Evaluations on GPT-4, Claude series, and multimodal models show that DocFormFlow has significant improvements over baselines:
| Model Type | Accuracy Improvement | Token Consumption Reduction |
|------------|----------------------|-----------------------------|
| GPT-4 | +12% | -35% |
| Claude-3 | +15% | -28% |
| Multimodal Model | +18% | -42% |
Accurate target localization is the primary factor affecting formatting performance; correctly identifying target boundaries can significantly improve the success rate of subsequent modifications.

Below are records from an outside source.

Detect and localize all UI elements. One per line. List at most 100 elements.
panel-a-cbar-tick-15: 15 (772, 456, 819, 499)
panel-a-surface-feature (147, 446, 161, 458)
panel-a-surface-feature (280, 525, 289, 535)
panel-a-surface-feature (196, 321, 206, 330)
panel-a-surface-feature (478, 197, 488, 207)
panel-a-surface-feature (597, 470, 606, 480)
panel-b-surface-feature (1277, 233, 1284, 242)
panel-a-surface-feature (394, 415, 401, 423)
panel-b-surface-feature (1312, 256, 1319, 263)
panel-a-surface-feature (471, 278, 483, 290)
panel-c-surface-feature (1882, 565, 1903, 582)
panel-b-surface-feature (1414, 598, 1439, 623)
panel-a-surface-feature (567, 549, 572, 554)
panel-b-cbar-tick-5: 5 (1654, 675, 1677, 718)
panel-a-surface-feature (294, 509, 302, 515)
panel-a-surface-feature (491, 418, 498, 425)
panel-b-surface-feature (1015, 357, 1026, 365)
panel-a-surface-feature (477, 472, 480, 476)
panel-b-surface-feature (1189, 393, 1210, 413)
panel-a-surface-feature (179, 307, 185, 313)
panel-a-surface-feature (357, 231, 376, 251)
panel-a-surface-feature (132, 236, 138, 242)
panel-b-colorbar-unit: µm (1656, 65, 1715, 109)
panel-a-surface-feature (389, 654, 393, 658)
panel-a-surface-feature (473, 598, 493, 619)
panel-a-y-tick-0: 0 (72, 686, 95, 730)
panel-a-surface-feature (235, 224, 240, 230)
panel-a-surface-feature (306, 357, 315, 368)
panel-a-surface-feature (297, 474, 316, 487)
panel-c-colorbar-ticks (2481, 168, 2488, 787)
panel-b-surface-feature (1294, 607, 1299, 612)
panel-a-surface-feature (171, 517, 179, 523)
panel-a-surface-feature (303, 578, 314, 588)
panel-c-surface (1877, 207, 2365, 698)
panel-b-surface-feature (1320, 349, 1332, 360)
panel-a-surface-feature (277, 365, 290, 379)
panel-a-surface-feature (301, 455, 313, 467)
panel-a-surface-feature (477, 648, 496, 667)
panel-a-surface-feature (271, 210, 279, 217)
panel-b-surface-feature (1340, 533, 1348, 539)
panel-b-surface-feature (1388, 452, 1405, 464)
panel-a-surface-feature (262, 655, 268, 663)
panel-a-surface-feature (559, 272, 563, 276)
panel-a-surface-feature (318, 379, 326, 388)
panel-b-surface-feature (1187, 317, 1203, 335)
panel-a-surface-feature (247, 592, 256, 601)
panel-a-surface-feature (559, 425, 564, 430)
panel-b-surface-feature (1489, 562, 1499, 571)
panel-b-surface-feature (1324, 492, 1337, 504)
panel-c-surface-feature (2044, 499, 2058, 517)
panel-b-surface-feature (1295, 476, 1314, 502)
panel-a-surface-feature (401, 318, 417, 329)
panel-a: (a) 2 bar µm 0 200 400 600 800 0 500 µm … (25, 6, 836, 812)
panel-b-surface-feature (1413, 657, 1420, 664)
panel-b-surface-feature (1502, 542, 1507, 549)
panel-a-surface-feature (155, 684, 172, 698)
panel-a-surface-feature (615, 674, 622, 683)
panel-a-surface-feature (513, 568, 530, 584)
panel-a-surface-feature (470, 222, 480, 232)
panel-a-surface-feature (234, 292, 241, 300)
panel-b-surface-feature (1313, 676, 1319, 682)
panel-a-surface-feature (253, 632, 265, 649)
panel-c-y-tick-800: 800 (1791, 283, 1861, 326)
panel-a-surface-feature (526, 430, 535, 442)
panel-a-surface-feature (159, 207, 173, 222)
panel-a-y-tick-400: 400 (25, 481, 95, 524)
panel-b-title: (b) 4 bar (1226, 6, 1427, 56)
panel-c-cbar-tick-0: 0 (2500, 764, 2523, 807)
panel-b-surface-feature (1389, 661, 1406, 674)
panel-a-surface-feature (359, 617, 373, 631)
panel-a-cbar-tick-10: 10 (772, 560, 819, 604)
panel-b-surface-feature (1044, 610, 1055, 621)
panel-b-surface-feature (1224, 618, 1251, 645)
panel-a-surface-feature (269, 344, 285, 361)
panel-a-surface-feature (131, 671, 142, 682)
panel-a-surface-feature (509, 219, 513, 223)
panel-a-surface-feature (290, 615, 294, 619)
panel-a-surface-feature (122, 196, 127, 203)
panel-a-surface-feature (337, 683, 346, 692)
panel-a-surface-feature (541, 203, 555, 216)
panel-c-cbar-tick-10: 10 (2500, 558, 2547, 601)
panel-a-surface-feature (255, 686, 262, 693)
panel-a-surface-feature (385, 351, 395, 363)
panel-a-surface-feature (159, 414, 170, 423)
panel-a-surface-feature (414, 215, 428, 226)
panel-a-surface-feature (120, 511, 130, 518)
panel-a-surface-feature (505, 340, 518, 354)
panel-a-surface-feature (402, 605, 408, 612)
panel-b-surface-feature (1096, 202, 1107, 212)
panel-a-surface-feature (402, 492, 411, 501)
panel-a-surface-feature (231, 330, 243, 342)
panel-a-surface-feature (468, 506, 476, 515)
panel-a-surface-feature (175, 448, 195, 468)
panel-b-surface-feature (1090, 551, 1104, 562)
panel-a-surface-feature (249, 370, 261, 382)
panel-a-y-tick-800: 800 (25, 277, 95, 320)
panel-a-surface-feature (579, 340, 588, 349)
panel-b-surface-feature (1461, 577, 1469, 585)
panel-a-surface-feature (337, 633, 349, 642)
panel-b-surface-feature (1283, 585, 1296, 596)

## Application Prospects and Industry Significance

DocFormFlow and DocFormBench provide new tools and evaluation standards for the field of intelligent document processing. Potential application scenarios:
- Enterprise document automation: Batch processing of contracts, reports, bids, etc.;
- Academic publishing assistance: Automatically adjust paper formats to meet journal requirements;
- Legal document processing: Apply specific format specifications based on clause types;
- Government document systems: Ensure format standardization and consistency.
This work provides a quantifiable evaluation framework for "content-aware" capabilities, promoting the emergence of related research.

## Key Insights and Future Research Directions

Core Insight: In complex document processing, explicit task decomposition is superior to end-to-end black-box solutions; separating "understanding" and "execution" improves performance, interpretability, and controllability.
Future Research Directions:
1. Finer-grained localization (from paragraph level to sentence/word level);
2. Cross-document format migration (learning format rules from one document to apply to another);
3. Real-time collaborative editing (maintaining format consistency during multi-user editing).
Developers can refer to the modular architecture paradigm to balance the convenience of end-to-end solutions and the long-term benefits of modularization.